Von Andreas Breitenstein
Ob Vladimir Nabokov die Werke Rainer Maria Rilkes
kannte? Es ist wohl anzunehmen bei seiner Belesenheit, aber
auch, weil beide in ihren späten Schweizer Jahren gleichsam um
die Ecke wohnten - und sei es im Abstand von fünfzig Jahren.
Was den einsamen Pathetiker von Schloss Muzot und den
zweisamen Ironiker vom Palace-Hotel Montreux bei allen
Unterschieden eint, ist nicht nur eine elegische Weltsicht und
ein hoch reflektierter Ästhetizismus, sondern auch eine
Vorstellung von Leben und Tod, Zeit, Raum und Unendlichkeit,
die den abendländischen Dualismus und den christlichen
Gottesbegriff sprengt. Rilke feierte den Tod als
mythisch-kosmische Erfahrung, als Teil eines allumfassenden
«Weltinnenraums», und er wagte sich fast schon über die
Grenzen des Vorstellbaren hinaus, als er in der
traumwandlerischen zehnten «Duineser Elegie» das Eingehen ins
Totenreich als Ineinander von Steigen und Fallen, Glück und
Schmerz beschrieb.
Auch Nabokov hat in seinem Schaffen immer neu
versucht, die Ränder des Daseins zu erkunden. Die
Schmetterlinge waren seine grosse Leidenschaft, doch erscheint
diese als Ausdruck eines umfassenden Interesses für die Dinge,
die jenseits der alltäglichen Wahrnehmung liegen. Eine
eigentliche Geisterkunde lässt sich für Nabokovs Œuvre
anfertigen: von der vorweggenommenen Todeserfahrung in
«Erinnerung, sprich» über die Eichhörnchen in «Pnin» bis zu
den Gespensterszenen in «Das wahre Leben des Sebastian
Knight». Mit dem Kurzroman «Durchsichtige Dinge», der nun
zusammen mit «Sieh doch die Harlekine!» als zwölfter Band der
von Dieter E. Zimmer formidabel edierten und
kenntnisreich kommentierten Gesammelten Werke erschienen ist,
liegt die erzählerische Durchführung der Idee vor, dass es
eine «Demokratie der Geister» gebe und «die Seelen der Toten
Komitees bildeten», die sich «in fortlaufenden Sitzungen dem
Geschick der Lebenden» (Zitat «Pnin») widmeten.

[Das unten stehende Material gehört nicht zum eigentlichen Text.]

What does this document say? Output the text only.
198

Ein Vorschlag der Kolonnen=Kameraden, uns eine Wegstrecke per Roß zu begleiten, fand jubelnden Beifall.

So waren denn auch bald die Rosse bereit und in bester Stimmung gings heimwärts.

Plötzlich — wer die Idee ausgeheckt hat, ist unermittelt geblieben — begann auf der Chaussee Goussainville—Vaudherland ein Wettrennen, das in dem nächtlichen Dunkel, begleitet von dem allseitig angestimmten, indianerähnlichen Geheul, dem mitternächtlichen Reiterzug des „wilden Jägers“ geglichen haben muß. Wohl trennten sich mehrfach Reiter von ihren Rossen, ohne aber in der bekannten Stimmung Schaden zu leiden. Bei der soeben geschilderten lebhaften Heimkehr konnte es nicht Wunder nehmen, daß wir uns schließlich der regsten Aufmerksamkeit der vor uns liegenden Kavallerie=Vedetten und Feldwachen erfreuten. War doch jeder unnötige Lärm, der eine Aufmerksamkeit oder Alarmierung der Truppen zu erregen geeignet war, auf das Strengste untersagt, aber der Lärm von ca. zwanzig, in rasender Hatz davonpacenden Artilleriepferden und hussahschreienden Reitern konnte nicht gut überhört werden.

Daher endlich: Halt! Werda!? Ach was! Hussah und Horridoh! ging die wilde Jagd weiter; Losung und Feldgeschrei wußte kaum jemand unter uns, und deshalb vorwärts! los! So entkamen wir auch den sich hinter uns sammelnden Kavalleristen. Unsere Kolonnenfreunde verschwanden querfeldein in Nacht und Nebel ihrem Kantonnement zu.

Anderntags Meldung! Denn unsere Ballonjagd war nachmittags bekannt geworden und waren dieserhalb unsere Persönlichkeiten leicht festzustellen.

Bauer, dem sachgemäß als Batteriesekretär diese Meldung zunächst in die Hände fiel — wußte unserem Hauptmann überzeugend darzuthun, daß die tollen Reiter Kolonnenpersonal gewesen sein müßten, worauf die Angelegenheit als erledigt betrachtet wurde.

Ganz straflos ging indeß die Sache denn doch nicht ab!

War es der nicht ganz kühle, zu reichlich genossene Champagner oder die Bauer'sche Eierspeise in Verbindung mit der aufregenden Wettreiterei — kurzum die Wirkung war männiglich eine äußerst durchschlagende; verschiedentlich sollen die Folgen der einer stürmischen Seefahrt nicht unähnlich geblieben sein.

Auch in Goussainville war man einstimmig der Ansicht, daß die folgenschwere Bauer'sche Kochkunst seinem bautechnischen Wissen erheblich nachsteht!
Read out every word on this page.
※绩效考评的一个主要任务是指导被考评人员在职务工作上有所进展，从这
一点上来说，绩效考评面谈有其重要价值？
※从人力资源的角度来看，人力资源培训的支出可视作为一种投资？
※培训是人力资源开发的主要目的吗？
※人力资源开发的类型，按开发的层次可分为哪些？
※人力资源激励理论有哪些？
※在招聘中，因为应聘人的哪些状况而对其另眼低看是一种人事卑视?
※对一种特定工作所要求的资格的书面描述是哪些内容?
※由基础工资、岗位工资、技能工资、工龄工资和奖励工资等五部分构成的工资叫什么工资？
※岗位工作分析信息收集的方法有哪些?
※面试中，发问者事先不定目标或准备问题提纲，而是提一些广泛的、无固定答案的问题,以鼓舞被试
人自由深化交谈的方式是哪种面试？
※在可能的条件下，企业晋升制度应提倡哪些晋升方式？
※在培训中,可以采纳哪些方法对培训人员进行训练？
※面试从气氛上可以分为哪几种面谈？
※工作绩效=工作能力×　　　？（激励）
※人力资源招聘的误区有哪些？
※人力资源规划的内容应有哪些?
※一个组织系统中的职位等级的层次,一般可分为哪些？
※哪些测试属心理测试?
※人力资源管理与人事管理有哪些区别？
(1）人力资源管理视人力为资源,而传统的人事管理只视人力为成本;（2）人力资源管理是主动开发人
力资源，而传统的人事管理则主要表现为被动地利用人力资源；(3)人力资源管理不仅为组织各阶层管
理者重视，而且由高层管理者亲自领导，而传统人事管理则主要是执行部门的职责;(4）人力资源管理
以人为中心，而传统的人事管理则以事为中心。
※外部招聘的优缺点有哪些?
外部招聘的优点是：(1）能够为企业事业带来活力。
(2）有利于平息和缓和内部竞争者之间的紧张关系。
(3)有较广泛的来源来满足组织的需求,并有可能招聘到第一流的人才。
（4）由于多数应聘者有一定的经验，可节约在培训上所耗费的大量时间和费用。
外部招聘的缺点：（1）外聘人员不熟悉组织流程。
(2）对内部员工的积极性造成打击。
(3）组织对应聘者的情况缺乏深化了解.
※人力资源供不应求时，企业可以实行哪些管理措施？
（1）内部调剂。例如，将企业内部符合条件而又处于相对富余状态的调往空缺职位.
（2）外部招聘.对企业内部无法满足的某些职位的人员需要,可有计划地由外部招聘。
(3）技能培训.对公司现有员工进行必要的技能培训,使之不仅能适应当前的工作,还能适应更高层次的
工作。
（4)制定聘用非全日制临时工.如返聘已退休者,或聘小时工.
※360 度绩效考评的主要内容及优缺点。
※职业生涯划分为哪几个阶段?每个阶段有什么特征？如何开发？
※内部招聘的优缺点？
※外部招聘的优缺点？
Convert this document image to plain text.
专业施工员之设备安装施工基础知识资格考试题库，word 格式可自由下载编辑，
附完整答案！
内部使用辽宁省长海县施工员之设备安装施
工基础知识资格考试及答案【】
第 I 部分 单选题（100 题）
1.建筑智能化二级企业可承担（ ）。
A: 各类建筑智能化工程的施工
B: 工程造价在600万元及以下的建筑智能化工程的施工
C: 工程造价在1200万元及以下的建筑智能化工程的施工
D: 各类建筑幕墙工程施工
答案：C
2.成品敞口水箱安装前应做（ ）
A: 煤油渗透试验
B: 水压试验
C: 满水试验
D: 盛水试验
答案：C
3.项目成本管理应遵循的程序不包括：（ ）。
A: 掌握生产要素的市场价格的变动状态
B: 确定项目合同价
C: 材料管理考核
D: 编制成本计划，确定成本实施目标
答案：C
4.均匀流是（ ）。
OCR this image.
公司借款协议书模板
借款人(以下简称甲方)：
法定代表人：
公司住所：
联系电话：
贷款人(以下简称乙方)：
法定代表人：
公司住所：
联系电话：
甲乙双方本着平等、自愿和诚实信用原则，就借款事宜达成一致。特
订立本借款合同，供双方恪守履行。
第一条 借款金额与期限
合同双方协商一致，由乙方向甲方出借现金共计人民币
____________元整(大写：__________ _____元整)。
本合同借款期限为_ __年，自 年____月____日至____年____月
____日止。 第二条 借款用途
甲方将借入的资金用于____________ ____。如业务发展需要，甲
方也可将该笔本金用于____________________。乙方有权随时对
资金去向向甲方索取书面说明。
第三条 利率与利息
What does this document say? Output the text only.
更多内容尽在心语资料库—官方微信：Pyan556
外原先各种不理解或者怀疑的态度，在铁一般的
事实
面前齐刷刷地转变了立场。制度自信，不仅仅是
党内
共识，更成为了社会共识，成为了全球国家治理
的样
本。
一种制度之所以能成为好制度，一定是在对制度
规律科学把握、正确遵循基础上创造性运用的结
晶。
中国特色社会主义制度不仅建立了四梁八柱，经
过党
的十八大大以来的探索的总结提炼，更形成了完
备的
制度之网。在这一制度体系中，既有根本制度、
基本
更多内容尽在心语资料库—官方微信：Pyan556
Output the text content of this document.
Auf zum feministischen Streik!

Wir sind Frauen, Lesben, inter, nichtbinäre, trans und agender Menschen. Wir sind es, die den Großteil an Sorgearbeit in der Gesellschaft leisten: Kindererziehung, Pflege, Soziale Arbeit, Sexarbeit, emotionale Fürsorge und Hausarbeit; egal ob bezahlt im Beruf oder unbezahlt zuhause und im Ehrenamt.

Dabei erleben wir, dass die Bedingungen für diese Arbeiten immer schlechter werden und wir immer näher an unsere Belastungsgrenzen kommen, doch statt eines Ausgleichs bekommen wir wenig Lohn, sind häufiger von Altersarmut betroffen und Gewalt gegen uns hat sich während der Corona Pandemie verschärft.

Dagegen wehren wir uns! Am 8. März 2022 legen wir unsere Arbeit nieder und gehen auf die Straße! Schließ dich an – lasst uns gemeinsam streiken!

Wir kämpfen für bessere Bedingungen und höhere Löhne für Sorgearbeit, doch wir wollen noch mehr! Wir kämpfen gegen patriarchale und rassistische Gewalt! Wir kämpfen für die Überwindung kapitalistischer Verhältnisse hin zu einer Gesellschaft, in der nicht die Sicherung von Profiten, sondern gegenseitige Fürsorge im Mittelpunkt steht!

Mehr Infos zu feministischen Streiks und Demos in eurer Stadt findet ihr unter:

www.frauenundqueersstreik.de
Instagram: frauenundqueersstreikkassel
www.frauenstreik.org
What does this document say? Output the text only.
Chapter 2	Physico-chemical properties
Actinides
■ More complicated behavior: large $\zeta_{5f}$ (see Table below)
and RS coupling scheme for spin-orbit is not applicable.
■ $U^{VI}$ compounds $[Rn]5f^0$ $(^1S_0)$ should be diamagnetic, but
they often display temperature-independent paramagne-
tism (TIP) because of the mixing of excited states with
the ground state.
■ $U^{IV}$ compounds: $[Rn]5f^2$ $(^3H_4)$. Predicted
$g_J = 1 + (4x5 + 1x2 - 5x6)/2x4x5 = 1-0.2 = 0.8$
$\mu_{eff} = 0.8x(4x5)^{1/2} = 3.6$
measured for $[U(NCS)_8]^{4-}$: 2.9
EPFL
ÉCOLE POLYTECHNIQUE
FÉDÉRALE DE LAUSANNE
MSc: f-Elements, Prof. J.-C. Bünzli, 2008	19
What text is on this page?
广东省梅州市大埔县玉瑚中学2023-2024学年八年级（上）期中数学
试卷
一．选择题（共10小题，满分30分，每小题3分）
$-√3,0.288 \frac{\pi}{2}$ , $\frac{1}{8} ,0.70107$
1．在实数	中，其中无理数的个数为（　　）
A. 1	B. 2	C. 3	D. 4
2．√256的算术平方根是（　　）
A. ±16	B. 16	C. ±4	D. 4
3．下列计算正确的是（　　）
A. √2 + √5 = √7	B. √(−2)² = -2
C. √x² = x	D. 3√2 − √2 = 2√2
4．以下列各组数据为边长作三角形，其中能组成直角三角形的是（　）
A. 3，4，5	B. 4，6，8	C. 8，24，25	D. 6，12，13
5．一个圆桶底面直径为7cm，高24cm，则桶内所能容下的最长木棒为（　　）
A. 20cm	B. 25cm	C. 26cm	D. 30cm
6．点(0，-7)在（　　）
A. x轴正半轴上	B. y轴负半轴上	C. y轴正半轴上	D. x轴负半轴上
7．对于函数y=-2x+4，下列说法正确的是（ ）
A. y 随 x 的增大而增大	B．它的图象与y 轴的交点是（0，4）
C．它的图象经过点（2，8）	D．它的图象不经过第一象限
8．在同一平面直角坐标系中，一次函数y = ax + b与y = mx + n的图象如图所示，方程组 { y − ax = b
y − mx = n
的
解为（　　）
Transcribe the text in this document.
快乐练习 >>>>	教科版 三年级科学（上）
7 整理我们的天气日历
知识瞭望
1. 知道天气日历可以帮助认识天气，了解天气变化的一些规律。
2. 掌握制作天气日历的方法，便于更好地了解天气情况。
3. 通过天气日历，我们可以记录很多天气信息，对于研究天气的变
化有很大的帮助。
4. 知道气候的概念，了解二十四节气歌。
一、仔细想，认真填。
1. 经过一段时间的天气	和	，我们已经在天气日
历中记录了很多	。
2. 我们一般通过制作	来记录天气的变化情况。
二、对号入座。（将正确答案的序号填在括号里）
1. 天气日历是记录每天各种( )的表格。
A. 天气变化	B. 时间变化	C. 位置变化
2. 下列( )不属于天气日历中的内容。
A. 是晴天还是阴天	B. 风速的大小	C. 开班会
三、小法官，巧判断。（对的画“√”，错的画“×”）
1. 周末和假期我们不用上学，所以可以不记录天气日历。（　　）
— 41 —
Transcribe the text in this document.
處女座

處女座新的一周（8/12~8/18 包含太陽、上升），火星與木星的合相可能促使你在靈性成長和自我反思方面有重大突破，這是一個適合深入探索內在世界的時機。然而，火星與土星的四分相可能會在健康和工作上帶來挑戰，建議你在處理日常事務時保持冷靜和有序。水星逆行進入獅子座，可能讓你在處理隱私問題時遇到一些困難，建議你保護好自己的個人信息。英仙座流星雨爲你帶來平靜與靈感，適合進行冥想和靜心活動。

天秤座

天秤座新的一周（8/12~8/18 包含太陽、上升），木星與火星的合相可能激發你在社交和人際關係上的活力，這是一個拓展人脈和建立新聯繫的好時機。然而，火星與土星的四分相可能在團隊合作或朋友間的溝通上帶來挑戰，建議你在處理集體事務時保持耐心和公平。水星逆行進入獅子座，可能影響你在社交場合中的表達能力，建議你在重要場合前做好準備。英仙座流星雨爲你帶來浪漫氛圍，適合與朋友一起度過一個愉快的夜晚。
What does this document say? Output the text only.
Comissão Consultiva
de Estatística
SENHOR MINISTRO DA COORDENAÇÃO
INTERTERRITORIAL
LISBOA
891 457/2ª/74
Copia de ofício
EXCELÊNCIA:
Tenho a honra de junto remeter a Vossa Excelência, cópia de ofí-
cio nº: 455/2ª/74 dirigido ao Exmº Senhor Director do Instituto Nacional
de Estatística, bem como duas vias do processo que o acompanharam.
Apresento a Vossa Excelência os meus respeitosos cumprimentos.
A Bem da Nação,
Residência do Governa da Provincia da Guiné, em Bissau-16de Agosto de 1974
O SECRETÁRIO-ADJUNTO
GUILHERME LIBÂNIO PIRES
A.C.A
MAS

«Durchsichtige Dinge» ist ein Spätwerk von
sphärischer Anmutungsqualität. Gemeinsam nehmen sich
interessierte Verstorbene des Antihelden Hugh Person an,
seines Zeichens Lektor in einem New Yorker Verlag. Hier nun
wird plastisch, was bei Nabokovs Protagonisten oft als Ahnung
aufblitzt: dass es jemanden ausserhalb gibt, der den
kompletten Überblick hat - ein metaphysischer, aber auch
poetologischer Gedanke. So hoch der Autor über seinen Figuren
steht, so hoch sitzen die Geister der Toten über den Lebenden.
Und wie die Menschen das religiöse Bedürfnis umtreibt, so
plagt die Tintenwesen die Frage, wer es denn sei, der - den
Plot ihres Lebens arrangierend - Macht über sie ausübt.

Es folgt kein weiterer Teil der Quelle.